Today, its reputation for ambitious exhibitions has made it a destination for artists seeking to experiment and have their work seen on a global scale. Among the recent successes are works featured at the Museum of Modern Art in New York, the Tate Modern in London and the Art Institute of Chicago.
“We give artists a chance to produce new work,” said Solveig Øvstebø, the Renaissance Society’s executive director and chief curator since 2013. “We are so happy to see that the artworks often go on to live their lives in other institutions and museums, where they are encountered by even more audiences.”

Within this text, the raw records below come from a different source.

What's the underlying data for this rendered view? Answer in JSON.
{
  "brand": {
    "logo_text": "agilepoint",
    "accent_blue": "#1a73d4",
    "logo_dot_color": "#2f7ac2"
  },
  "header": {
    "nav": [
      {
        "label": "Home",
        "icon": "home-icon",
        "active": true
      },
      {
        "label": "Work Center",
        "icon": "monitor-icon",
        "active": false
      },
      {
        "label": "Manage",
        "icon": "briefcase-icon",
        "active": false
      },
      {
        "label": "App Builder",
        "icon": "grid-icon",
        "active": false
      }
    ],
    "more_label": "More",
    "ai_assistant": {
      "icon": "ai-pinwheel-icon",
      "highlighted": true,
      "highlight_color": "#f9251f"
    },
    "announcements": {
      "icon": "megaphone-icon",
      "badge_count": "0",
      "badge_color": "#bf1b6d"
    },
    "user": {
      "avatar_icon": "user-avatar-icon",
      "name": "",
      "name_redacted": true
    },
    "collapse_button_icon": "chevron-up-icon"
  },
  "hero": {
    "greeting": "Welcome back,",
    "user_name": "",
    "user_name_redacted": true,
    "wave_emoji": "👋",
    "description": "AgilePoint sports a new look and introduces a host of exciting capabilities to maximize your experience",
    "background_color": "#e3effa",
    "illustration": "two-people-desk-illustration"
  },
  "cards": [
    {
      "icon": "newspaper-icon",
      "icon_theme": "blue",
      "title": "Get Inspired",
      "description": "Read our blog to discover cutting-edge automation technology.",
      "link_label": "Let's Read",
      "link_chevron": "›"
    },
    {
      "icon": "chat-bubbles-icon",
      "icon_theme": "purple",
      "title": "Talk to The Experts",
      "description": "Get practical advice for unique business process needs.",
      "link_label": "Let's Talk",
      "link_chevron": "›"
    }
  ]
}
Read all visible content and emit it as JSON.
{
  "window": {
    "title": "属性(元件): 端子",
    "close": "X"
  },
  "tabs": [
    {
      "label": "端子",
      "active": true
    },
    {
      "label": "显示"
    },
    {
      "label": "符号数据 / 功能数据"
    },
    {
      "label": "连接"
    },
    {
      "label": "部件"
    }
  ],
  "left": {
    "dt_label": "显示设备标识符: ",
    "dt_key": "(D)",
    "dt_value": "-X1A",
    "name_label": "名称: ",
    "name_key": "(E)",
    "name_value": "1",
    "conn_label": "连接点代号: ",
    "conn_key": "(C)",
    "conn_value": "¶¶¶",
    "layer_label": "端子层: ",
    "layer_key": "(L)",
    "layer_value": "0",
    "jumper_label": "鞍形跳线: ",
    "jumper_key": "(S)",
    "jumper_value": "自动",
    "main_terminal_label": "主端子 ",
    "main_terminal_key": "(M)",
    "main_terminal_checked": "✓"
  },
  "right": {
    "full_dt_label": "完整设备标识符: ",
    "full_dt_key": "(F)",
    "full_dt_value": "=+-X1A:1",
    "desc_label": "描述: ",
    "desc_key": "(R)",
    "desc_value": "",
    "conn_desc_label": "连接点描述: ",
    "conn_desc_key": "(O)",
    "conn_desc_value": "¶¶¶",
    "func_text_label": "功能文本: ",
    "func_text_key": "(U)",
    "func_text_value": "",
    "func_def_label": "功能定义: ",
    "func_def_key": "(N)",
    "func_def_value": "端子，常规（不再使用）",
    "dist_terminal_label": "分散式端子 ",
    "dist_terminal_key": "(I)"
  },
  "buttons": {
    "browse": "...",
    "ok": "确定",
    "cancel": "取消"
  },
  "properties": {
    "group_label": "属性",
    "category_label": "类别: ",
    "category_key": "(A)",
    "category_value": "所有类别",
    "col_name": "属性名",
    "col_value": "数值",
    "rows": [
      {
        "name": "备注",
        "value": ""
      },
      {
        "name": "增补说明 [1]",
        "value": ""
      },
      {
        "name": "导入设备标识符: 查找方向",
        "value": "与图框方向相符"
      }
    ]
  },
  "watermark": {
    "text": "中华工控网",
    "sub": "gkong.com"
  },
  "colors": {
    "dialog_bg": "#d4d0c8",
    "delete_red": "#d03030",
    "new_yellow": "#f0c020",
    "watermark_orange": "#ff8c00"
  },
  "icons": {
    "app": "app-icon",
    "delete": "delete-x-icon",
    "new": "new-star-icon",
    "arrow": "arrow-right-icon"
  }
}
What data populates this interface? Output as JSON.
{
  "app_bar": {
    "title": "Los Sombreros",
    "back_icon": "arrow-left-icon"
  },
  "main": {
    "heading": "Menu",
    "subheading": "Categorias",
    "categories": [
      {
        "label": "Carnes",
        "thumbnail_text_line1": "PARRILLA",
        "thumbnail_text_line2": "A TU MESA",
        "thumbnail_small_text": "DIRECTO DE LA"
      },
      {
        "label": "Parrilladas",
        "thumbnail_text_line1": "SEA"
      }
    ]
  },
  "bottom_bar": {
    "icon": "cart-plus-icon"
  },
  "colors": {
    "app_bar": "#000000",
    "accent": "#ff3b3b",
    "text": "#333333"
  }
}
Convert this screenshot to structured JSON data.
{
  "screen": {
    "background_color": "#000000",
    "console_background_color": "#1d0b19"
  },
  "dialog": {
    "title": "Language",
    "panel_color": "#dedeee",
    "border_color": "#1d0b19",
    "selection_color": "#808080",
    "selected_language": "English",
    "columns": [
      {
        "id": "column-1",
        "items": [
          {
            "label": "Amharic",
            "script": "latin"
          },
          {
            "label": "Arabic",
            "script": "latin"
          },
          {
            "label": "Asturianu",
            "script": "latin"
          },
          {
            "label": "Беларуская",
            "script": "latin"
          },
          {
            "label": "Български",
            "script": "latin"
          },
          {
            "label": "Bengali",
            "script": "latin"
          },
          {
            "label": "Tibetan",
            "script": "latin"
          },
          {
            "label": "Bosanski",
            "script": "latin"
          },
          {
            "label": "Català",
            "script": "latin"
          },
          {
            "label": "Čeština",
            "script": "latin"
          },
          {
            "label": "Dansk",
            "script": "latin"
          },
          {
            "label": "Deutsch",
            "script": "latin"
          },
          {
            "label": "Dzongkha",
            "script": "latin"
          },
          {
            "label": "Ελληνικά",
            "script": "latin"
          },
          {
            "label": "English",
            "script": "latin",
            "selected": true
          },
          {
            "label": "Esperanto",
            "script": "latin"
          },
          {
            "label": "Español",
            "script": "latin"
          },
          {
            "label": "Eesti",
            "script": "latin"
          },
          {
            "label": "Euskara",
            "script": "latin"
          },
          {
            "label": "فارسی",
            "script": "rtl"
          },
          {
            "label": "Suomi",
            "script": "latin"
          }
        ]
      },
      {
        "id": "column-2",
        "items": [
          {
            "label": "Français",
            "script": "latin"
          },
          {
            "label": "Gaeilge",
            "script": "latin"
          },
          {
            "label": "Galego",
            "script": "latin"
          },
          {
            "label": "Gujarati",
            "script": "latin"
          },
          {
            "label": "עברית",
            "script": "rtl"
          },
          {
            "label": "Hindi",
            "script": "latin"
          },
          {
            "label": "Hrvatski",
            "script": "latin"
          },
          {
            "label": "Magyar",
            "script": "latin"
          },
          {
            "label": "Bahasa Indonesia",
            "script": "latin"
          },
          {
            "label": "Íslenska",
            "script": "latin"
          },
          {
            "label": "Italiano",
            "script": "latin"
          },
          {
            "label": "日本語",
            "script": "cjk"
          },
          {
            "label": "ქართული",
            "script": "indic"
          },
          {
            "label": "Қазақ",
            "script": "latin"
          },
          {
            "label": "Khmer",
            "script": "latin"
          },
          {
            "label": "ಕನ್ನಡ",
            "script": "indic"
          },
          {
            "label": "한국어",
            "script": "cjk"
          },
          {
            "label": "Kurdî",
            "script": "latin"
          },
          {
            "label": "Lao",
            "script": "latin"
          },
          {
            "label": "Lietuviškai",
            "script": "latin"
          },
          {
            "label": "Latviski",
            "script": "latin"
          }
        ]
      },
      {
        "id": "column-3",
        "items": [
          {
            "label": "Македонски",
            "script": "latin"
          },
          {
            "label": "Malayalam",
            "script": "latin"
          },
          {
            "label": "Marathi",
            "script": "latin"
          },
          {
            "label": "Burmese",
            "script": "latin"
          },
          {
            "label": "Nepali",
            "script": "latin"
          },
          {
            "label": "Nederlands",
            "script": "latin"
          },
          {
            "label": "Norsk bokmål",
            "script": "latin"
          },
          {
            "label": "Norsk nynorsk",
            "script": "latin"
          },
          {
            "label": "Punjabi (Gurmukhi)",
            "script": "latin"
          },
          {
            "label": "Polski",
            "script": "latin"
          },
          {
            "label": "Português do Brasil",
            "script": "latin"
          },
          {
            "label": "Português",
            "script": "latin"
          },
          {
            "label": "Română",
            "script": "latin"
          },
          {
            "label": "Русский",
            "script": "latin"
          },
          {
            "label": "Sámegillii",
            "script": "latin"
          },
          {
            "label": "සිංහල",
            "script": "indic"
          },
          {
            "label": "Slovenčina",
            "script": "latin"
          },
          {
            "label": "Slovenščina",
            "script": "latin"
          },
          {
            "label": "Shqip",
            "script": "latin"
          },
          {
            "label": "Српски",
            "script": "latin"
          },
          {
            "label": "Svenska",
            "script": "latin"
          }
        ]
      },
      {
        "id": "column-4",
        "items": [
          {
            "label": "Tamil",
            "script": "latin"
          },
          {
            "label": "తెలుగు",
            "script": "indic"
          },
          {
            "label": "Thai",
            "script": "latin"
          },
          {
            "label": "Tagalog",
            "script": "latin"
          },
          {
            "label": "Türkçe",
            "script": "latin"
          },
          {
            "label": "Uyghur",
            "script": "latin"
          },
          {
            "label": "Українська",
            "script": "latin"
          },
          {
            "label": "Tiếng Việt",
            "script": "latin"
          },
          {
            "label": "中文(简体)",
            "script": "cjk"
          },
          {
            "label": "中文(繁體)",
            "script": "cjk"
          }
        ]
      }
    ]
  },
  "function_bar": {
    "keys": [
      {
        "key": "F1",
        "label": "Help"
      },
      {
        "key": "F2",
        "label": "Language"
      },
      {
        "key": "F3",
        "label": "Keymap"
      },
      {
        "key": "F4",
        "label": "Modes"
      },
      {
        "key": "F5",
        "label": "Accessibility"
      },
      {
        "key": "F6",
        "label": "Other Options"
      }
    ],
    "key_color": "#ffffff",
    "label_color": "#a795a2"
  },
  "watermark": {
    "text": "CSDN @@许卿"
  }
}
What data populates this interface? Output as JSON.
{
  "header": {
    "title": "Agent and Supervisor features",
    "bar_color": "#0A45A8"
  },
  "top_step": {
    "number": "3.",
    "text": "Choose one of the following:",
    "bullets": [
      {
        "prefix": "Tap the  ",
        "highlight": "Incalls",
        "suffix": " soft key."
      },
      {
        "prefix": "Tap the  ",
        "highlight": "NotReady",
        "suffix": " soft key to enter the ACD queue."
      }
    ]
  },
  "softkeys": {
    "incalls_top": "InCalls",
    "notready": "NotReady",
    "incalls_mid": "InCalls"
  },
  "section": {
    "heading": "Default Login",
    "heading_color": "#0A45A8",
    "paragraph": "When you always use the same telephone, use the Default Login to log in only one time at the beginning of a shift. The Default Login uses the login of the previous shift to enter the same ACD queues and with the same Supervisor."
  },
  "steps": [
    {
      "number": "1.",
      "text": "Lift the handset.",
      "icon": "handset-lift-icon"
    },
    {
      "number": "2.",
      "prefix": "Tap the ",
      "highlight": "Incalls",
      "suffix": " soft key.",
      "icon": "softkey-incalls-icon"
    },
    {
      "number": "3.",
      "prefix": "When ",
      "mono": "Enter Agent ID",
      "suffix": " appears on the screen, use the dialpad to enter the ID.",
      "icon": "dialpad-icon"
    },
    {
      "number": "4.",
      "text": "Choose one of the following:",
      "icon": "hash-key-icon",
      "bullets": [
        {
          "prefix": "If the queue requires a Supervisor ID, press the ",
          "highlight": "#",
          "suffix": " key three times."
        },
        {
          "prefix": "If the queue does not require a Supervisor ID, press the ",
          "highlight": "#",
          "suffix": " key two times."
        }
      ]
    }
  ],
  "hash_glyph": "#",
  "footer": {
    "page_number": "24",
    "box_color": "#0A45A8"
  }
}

“Our faith in artists and their ideas means that our work plays a unique and vital role in the field of contemporary art and the broader cultural landscape.”Solveig Øvstebø, executive director of the Renaissance Society
B. Ingrid Olson is a Chicago-based artist who benefitted from the chance to experiment. Several pieces from her recent exhibition at the Renaissance Society were purchased by the Museum of Modern Art in New York City after a MOMA curator to see her show at UChicago.
Olson, who first visited the Renaissance Society as an art student while at School of the Art Institute of Chicago in 2008, said the support and exposure she received were instrumental in developing her recent project.